Nas trilogias de super-heróis o segundo filme é o da consolidação da jornada pessoal. Cinco anos depois de Homem-Aranha no Aranhaverso (2018), Miles Morales retorna mais maduro e confiante em Através do Aranhaverso, mas é a própria realidade da rotina de vigilante – que particularmente no universo do Homem-Aranha sempre envolveu muitas concessões, lutos e sacrifícios – que chega para cobrar seu pedágio e testar se Miles tem mesmo o que é preciso para carregar o nome de Homem-Aranha.
Para provar esse ponto, o longa começa contando a história de Gwen Stacy em seu universo – uma forma de ilustrar que as provações marcam a trajetória de qualquer Aranha. Por meio de Gwen, a trama apresenta Miguel O’Hara e Jessica Drew, as cabeças por trás da Sociedade Aranha que fiscaliza a integridade do multiverso. Essa integridade está a perigo a partir do momento em que voltamos para o Brooklyn da realidade 1610 e descobrimos que o vilão da semana de Miles pode se tornar uma ameaça maior a todo o multiverso.

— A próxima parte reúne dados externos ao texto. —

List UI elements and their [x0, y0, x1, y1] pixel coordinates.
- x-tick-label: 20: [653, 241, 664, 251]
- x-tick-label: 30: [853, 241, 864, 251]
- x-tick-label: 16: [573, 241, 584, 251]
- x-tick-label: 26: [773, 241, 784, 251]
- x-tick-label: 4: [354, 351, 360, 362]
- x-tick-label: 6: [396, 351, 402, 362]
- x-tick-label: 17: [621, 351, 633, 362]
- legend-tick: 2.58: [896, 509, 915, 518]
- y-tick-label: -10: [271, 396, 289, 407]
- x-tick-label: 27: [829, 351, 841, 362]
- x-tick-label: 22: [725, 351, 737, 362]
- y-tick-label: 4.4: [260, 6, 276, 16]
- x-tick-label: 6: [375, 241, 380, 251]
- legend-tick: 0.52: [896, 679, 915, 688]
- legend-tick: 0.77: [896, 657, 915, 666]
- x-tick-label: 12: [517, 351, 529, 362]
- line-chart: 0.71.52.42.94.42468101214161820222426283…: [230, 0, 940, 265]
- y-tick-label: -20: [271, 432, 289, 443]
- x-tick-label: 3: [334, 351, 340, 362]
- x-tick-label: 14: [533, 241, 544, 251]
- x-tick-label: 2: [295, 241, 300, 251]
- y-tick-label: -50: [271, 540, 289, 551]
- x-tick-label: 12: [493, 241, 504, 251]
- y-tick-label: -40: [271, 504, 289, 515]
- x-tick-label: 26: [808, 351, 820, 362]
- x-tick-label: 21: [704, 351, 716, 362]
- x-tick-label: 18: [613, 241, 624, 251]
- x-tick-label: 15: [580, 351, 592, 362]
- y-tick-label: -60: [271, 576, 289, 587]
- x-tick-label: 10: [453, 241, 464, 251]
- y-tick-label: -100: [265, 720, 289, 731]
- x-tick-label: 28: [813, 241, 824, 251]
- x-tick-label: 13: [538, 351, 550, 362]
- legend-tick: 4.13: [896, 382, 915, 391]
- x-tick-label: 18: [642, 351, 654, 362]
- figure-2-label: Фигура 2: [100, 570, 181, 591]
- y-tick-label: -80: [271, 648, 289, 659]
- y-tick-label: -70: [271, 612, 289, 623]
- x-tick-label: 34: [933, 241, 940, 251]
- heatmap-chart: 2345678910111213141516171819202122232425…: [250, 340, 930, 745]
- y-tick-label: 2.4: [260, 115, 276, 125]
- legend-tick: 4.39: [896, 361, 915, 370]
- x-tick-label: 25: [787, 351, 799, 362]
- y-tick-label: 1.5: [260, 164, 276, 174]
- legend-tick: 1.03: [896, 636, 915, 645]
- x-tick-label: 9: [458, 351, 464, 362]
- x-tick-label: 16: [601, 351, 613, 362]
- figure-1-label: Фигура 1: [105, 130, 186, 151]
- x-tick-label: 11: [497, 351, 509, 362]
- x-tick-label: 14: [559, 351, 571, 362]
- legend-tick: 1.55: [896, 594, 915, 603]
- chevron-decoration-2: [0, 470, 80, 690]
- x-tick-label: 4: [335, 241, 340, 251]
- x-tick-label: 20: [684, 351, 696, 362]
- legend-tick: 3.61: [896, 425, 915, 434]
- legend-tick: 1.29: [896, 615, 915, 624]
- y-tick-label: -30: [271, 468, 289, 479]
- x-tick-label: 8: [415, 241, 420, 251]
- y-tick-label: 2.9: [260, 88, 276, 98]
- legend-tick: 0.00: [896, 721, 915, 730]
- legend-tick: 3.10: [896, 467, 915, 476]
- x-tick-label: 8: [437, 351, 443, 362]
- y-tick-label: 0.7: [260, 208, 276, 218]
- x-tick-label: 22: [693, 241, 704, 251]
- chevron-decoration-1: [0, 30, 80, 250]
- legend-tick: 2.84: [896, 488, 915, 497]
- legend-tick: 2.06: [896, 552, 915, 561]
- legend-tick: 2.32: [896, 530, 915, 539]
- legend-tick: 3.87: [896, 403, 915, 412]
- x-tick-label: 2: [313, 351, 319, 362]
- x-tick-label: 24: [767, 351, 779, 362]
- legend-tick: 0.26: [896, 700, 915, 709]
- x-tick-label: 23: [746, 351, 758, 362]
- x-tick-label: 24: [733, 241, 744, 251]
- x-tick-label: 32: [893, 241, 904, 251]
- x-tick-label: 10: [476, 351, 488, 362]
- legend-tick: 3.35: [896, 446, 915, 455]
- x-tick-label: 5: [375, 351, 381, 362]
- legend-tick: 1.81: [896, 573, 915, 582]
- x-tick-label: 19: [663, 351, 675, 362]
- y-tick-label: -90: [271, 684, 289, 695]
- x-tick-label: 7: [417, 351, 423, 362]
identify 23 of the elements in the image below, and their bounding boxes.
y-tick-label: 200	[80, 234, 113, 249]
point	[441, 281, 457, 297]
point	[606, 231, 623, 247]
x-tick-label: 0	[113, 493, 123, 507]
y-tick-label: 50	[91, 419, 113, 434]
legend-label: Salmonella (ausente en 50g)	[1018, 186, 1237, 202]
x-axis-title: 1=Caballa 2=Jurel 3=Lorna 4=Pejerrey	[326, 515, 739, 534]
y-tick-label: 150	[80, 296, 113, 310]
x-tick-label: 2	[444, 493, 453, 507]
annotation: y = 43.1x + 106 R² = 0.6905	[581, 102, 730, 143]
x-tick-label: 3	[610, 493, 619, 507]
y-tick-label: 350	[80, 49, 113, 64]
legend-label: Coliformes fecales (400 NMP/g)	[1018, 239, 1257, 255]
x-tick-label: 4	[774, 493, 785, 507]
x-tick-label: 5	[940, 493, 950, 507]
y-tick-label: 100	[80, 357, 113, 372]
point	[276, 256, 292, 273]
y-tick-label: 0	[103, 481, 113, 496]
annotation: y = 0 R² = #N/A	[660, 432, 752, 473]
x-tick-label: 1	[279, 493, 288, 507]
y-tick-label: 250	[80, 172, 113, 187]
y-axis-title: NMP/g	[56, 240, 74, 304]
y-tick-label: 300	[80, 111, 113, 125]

Ao equilibrar a história entre Miles e Gwen e outros teiosos, Através do Aranhaverso promove a clássica expansão de mitologia que se espera sempre dos segundos filmes de trilogia, mas sem tornar isso um inchaço de continuação. As várias versões dos Aranhas reforçam uma das mensagens originais dos quadrinhos, de que qualquer um – desde que seja desafortunado o suficiente para ser picado por uma aranha radioativa – pode se tornar o “amigão de sua vizinhança” com propósito, valores e força de vontade. Mesmo no turbilhão de personagens distintos, cada um marcado por suas particularidades visuais (o que torna o filme incessantemente um mosaico colorido de estímulos), o filme faz todos eles aparecem em harmonia: se há um inchaço nesta continuação, ela se justifica do ponto de vista da trama e do arco dramático de Miles.
Para dar conta de tantos personagens na tela, o filme se desafia a ser um novo marco no mundo das animações. As várias versões do Homem-Aranha ganham texturas e cores alinhadas aos gibis (além de traços que remetem a desenhistas específicos, um easter egg para os fãs mais atentos) e às épocas canônicas em que eles vivem, o que inclui também brincadeiras de metalinguagem (como o herói do desenho dos anos 1960 não conseguir se mexer com a mesma agilidade dos Aranhas animados que vieram depois). Consequentemente, cada universo replica essas especificidades nos cenários, o que torna o filme um enorme objeto mutável a cada instante. Adaptar-se a essa modulação durante 2h16 exige engajamento do espectador, e sempre depois de cenas com toda a poluição visual dos infinitos Aranhas, temos momentos de calmaria para dar um merecido descanso aos olhos; Através do Aranhaverso aproveita esses instantes para reforçar os laços familiares que tecem de maneira tão potente a base das narrativas dos Aranhas.
E com grandes poderes, sempre vêm grandes responsabilidades. Trazer tantas pessoas-aranha para as telas exige um olhar especial para a diversidade e o filme sabe tanto incorporar essa necessidade quanto fazer comentários engraçados sobre ela (como na piada da “jornada espiritual” que leva a trama para a realidade do Aranha indiano). Homem-Aranha Através do Aranhaverso é um marco para a representatividade na cultura pop não apenas por incrementar de modo massivo e eclético o elenco do primeiro filme, mas também por se mostrar consciente desse gesto, para além das sinalizações de virtude.
Repetindo os acertos do primeiro filme, a sequência expande seu universo ao limite e traz uma história pé no chão mesmo em meio à desordem característica de histórias multiversais. Uma obra de arte visual do início ao fim, Homem-Aranha Através do Aranhaverso coloca Miles Morales numa provação que envolve e questiona a própria natureza repetitiva das jornadas de sacrifício de super-heróis. Ao mesmo tempo, deixa de ser uma história apenas sobre esse adolescente portorriquenho do Brooklyn e exalta todo o legado do personagem nos quadrinhos e nas telas.